Not Totally Happy With Bush!

Zeb,

Your parkinsonism getting the best of you there with the four posts?!?

I think you may be on to something with the multitude of parties suggestion. I would guess that a candidate would not have to make as many personal and political compromises. These days, it seems that the candidate has to tailor him/herself to the party and not vis versa.

I suppose you do run the risk of having fewer people represented by a potential candidate. With 10 parties on the national scale, the winner would probably garner fewer (percentage wise) of the electorate. If the person with the most votes wins, then with 10 parties it would be theoretically possible to win with around 11 percent of the vote!!!

JeffR

Zeb:

I think that these multiple parties would probably make us “feel better” (i.e. “more power to the people”…)…but the ACTUAL power would stay in the hands of the few (or the “two” as it’s now instituted…)

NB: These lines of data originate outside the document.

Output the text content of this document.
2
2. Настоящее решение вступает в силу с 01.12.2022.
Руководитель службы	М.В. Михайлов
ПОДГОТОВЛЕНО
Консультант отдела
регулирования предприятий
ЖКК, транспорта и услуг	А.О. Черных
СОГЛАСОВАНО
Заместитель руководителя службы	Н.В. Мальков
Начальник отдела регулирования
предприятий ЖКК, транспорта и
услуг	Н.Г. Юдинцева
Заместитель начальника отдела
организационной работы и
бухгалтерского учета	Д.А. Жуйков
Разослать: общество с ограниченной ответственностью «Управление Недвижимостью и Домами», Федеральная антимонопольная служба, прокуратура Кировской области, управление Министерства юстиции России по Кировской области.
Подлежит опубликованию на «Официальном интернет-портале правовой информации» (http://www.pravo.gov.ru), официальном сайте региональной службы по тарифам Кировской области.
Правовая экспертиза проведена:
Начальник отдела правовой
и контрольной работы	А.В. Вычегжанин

All “Third Parties” tend to do now is take away votes from one of the major Party candidates.

There would litterally have to be a complete Paradigm shift from election laws to the make-up and rules of Congress for there to be any significant change…

I just don’t see that happening…

Mufasa

[quote]Mufasa wrote:
Zeb:

I think that these multiple parties would probably make us “feel better” (i.e. “more power to the people”…)…but the ACTUAL power would stay in the hands of the few (or the “two” as it’s now instituted…)

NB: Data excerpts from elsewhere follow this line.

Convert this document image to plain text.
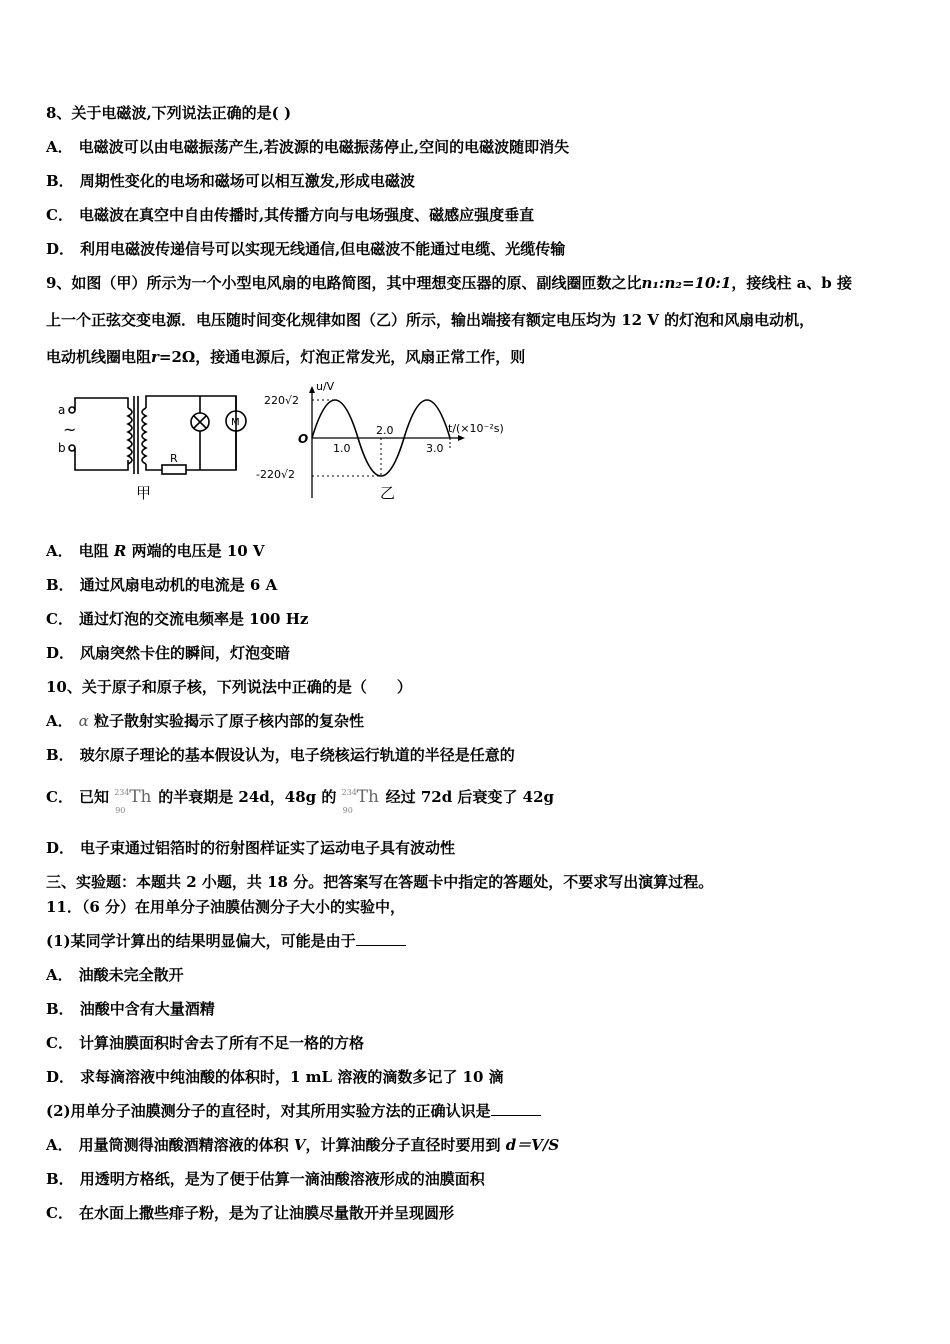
8、关于电磁波,下列说法正确的是( )
A． 电磁波可以由电磁振荡产生,若波源的电磁振荡停止,空间的电磁波随即消失
B． 周期性变化的电场和磁场可以相互激发,形成电磁波
C． 电磁波在真空中自由传播时,其传播方向与电场强度、磁感应强度垂直
D． 利用电磁波传递信号可以实现无线通信,但电磁波不能通过电缆、光缆传输
9、如图（甲）所示为一个小型电风扇的电路简图，其中理想变压器的原、副线圈匝数之比n₁:n₂=10:1，接线柱 a、b 接
上一个正弦交变电源．电压随时间变化规律如图（乙）所示，输出端接有额定电压均为 12 V 的灯泡和风扇电动机，
电动机线圈电阻r=2Ω，接通电源后，灯泡正常发光，风扇正常工作，则
a
b
~
R
M
甲
u/V
t/(×10⁻²s)
220√2
-220√2
O
1.0
2.0
3.0
乙
A． 电阻 R 两端的电压是 10 V
B． 通过风扇电动机的电流是 6 A
C． 通过灯泡的交流电频率是 100 Hz
D． 风扇突然卡住的瞬间，灯泡变暗
10、关于原子和原子核，下列说法中正确的是（　　）
A． α 粒子散射实验揭示了原子核内部的复杂性
B． 玻尔原子理论的基本假设认为，电子绕核运行轨道的半径是任意的
C． 已知 234
90
Th 的半衰期是 24d，48g 的 234
90
Th 经过 72d 后衰变了 42g
D． 电子束通过铝箔时的衍射图样证实了运动电子具有波动性
三、实验题：本题共 2 小题，共 18 分。把答案写在答题卡中指定的答题处，不要求写出演算过程。
11．（6 分）在用单分子油膜估测分子大小的实验中，
(1)某同学计算出的结果明显偏大，可能是由于
A． 油酸未完全散开
B． 油酸中含有大量酒精
C． 计算油膜面积时舍去了所有不足一格的方格
D． 求每滴溶液中纯油酸的体积时，1 mL 溶液的滴数多记了 10 滴
(2)用单分子油膜测分子的直径时，对其所用实验方法的正确认识是
A． 用量筒测得油酸酒精溶液的体积 V，计算油酸分子直径时要用到 d＝V/S
B． 用透明方格纸，是为了便于估算一滴油酸溶液形成的油膜面积
C． 在水面上撒些痱子粉，是为了让油膜尽量散开并呈现圆形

All “Third Parties” tend to do now is take away votes from one of the major Party candidates.

There would litterally have to be a complete Paradigm shift from election laws to the make-up and rules of Congress for there to be any significant change…

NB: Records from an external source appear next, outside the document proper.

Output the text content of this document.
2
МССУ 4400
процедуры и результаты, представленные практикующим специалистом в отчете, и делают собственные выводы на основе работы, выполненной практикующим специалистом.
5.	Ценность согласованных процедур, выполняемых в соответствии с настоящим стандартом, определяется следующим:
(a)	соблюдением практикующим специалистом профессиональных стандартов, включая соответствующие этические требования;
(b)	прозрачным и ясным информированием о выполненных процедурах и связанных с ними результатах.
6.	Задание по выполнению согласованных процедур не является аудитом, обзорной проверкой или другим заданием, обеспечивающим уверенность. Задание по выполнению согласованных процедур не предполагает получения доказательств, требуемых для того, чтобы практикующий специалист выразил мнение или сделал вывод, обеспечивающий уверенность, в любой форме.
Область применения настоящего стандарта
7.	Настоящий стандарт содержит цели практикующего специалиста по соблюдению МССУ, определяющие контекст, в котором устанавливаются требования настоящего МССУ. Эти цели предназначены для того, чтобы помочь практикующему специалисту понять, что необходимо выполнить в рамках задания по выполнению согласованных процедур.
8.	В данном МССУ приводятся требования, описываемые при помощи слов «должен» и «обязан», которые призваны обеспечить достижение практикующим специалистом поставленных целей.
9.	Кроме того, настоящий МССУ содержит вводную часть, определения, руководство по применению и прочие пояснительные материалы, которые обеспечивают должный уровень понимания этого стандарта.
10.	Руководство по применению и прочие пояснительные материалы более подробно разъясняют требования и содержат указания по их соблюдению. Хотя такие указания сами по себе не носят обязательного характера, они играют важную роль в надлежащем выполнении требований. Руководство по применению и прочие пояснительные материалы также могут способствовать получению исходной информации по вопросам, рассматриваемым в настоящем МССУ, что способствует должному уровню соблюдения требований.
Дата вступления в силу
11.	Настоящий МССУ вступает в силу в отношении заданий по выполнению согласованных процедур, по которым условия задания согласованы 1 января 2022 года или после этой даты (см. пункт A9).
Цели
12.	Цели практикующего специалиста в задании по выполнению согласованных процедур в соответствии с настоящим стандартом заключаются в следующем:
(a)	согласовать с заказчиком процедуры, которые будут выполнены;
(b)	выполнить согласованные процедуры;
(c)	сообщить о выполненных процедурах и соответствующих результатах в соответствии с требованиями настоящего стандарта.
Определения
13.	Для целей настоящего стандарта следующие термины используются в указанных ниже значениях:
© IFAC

I just don’t see that happening…

Mufasa[/quote]

Good point.

I think part of the problem is that our founding fathers set up a system which is difficult to change!

Our system isn’t set up for coalition governments as a parliamentary system is, and that makes a big difference. We’ve had several situations in our history when one party imploded – but a second major party sprouted up to take its place, rather than two or three parties.

Generally in our system small minorities are completely shut out, and have little opportunity to be involved, or to be brokers on issues between the major parties. I think there are lots of reasons for that, but I think one of the biggest is that third parties don’t seem to be able to take hold on the state level and build some constituency.

Watch the immigration issue carefully though – it has the potential to cause some major political realignment, especially as restriction and enforcement have support at the grass roots levels on both sides of the aisle, whereas the leaders on both sides of the aisle don’t seem to support either.